A palavra africana Ubuntu tem origem na língua Zulu, e significa “humanidade para com os outros”, ou ainda “eu sou porque nós somos”. Tal palavra representa a filosofia africana que trata da importância das alianças e do relacionamento entre as pessoas. Uma tradução genuína da ideia de humanidade, na qual respeito e solidariedade são pilares essenciais.

Em 1971, o pioneiro Grupo Palmares de Porto Alegre fez um ato evocativo à resistência negra na noite do dia 20/11 no Clube Social Negro “Marcílio Dias”, contando com a presença, dentre outros, de Oliveira Silveira, poeta negro e um dos criadores do Grupo Palmares. O evento valorizava o herói negro Zumbi, líder do Quilombo dos Palmares. Mais de 50 anos depois, e uma década depois da criação da lei 12.519/2011, que instituiu o 20 de novembro como o dia de Zumbi dos Palmares e da Consciência Negra, a mesma Porto Alegre protagonizou ato racista em clube social, pondo em xeque nossa própria humanidade. Todos já sabemos, e não devemos esquecer, do crime a que foi submetido Seu Jorge na capital dos gaúchos, enquanto se apresentava no Clube Grêmio Náutico União. Imitações de macaco. Gritos de ofensas racistas, como “negro vagabundo”.

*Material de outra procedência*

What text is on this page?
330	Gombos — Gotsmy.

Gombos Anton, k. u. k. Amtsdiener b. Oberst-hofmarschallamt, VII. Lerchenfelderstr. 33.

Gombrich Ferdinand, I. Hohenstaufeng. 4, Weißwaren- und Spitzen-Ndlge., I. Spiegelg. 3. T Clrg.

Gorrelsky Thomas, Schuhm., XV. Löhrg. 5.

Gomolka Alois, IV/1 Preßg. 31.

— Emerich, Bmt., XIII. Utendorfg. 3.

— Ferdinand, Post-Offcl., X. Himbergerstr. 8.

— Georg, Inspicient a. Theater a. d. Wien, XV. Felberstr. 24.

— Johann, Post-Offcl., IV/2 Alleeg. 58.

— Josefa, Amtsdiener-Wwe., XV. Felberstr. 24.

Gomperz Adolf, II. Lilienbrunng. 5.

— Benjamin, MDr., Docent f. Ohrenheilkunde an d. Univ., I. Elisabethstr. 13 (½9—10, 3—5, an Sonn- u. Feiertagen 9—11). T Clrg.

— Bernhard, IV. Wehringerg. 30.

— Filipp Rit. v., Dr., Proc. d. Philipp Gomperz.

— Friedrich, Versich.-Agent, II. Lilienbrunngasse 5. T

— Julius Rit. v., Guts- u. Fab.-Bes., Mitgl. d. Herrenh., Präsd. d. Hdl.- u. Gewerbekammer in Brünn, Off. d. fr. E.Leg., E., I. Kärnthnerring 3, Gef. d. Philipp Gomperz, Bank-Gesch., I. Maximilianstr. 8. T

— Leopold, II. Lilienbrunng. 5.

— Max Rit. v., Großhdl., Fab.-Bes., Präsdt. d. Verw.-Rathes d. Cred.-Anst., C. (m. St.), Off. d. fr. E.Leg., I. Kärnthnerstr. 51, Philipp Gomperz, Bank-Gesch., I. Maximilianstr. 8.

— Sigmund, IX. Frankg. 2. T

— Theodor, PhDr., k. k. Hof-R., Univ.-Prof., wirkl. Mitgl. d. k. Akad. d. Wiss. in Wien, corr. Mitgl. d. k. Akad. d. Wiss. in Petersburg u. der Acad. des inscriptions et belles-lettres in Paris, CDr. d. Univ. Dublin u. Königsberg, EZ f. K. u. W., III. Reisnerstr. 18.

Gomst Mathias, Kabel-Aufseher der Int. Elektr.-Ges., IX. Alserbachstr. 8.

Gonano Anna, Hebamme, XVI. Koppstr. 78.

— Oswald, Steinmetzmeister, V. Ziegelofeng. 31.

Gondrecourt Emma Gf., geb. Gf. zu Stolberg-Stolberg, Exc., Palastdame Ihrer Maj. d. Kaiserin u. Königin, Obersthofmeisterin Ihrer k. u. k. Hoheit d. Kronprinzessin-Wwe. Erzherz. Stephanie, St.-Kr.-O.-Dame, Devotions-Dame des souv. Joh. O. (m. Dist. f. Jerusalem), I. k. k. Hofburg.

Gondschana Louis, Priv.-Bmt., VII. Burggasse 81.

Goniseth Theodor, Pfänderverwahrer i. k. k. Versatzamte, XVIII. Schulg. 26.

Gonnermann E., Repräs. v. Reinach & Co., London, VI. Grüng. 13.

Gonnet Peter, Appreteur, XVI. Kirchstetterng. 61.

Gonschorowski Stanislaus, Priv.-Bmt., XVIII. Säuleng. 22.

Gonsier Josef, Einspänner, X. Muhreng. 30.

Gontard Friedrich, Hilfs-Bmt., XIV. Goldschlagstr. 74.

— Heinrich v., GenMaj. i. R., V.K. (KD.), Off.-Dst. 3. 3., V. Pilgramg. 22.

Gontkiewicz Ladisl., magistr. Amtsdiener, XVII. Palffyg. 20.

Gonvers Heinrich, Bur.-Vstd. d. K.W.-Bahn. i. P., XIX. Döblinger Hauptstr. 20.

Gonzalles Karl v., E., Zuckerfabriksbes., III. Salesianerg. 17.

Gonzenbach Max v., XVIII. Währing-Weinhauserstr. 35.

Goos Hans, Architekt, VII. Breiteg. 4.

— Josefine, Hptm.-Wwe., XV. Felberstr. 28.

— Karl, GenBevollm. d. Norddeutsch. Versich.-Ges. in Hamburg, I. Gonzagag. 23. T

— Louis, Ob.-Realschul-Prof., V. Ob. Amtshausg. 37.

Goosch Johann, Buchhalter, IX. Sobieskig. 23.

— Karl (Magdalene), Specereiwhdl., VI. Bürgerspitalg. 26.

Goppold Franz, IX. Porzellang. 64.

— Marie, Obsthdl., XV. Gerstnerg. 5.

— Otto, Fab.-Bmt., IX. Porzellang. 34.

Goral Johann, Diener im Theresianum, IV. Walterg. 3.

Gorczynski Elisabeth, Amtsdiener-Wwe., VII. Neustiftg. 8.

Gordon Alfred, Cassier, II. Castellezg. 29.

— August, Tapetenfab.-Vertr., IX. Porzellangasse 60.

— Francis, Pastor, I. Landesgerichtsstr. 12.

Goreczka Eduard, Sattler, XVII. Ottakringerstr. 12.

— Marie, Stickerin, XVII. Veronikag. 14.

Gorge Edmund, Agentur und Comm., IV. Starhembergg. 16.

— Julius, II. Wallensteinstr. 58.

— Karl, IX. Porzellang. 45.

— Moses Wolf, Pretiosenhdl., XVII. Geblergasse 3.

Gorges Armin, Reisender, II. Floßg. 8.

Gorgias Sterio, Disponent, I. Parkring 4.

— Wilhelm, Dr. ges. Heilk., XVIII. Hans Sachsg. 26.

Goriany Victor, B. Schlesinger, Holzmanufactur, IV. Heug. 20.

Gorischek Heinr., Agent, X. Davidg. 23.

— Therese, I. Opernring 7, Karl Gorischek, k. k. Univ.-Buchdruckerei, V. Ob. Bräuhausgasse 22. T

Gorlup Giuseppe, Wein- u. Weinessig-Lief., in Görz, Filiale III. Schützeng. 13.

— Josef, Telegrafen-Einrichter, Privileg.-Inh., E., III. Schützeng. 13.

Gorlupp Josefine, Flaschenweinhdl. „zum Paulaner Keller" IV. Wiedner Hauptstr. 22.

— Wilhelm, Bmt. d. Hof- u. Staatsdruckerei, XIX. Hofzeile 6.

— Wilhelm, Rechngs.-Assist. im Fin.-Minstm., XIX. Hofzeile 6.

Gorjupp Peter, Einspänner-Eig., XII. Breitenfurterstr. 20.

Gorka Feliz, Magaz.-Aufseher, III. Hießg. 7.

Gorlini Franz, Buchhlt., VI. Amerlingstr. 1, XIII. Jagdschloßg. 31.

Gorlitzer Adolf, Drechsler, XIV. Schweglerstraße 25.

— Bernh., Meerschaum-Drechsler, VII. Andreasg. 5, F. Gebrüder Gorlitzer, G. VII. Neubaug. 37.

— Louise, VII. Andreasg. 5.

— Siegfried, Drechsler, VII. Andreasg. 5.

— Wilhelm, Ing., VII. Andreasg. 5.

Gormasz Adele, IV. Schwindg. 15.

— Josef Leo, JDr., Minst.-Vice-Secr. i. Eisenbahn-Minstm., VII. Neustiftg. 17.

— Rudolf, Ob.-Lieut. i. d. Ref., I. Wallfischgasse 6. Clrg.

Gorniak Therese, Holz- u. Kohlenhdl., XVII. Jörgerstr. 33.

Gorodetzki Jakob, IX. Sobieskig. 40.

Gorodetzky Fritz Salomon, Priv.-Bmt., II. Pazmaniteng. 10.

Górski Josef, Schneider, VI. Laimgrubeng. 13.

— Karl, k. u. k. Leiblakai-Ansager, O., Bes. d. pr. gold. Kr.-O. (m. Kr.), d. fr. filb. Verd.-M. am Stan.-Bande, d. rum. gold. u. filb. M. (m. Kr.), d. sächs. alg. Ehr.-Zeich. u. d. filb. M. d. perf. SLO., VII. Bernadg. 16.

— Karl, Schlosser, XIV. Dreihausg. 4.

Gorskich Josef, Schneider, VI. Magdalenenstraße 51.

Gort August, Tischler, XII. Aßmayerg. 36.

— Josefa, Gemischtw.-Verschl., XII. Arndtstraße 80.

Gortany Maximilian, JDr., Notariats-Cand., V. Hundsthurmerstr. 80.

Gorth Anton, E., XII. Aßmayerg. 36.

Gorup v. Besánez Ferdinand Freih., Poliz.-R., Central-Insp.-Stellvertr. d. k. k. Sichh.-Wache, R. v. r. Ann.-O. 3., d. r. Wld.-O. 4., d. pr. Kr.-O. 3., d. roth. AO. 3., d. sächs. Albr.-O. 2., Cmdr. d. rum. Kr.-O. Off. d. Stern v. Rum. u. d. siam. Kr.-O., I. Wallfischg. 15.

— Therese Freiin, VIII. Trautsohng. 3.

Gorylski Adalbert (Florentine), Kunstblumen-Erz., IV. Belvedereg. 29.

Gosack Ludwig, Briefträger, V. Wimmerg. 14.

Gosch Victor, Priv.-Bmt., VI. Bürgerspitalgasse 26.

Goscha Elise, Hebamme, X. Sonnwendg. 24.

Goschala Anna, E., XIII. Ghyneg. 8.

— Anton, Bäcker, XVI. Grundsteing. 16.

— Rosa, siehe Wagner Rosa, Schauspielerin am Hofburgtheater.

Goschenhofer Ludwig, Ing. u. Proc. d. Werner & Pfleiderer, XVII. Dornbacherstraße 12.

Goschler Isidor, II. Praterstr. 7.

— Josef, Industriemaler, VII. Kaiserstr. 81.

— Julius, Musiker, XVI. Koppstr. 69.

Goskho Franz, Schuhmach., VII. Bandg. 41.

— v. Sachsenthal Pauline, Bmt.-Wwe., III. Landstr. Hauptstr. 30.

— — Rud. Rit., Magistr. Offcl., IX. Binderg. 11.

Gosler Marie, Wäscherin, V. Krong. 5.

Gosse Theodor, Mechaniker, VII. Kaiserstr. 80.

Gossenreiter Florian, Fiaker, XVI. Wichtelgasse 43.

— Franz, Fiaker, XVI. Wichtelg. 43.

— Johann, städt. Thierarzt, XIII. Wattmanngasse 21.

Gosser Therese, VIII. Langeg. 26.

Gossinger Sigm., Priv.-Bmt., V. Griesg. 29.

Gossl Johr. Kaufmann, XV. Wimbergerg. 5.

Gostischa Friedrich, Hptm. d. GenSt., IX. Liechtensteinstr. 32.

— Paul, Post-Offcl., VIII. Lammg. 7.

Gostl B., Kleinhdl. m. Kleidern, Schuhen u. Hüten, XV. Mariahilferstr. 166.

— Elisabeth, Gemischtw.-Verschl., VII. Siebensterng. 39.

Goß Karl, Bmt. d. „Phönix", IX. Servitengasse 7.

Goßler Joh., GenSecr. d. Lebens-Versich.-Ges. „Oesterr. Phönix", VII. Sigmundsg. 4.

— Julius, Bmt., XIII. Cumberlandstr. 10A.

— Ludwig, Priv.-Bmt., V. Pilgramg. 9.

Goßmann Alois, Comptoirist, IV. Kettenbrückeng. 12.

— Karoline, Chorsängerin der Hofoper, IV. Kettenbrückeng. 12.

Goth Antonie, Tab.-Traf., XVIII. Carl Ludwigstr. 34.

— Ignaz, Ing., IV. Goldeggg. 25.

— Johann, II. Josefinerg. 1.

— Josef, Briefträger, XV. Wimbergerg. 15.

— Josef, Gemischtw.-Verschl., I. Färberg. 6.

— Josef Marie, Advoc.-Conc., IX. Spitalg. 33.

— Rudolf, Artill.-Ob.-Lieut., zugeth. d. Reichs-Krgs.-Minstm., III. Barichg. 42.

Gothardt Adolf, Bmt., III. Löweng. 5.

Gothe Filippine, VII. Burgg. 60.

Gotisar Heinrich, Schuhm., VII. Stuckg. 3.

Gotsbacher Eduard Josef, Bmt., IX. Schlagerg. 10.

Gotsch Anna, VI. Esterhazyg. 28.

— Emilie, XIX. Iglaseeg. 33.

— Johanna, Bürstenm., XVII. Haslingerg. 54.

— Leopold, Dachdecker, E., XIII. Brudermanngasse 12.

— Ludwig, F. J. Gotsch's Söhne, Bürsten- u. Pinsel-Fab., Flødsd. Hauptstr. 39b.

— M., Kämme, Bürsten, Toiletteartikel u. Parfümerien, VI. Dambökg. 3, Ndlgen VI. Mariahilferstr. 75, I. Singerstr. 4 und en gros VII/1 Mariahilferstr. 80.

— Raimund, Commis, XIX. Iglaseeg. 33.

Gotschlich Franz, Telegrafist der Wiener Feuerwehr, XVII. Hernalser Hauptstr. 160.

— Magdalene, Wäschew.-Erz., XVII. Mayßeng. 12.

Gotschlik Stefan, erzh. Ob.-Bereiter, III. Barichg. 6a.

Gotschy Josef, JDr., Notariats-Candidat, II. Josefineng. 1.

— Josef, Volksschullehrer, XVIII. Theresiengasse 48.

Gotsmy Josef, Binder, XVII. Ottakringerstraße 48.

Reverberam até agora pedidos de desculpas. Vindos de várias frentes. Contudo, não nos olvidemos que fatos abjetos como estes constituem crimes e que acontecem todos os dias com Jorges anônimos. O ato contra Seu Jorge não foi e não é um ato isolado. A barbárie também é cotidiana, silenciosa e velada. É o racismo estrutural mostrando sua cara num país onde são os pretos que encabeçam as estatísticas da evasão escolar, das prisões brasileiras e das mortes em abordagens policiais.

Há quanto tempo caiu a máscara de que a sociedade brasileira é marcada pela harmonia e pela igualdade na convivência racial? Falácia contra a qual já se insurgia Abdias do Nascimento, em O Genocídio do Negro Brasileiro, desmistificando a ideia de que as condições no Brasil seriam mais favoráveis aos descendentes de africanos, apenas porque nos Estados Unidos e na África o horror teve um nome oficial: apartheid. Abdias revela que a situação dos negros no Brasil é muito pior dado que aqui o racismo é insidioso e, por isso, muito mais cruel.

Salve, Seu Jorge. Salve a todos os Jorges anônimos, ofendidos diariamente pelo abominável preconceito e pela intolerância, contra o que (Ubuntu) todos temos que lutar.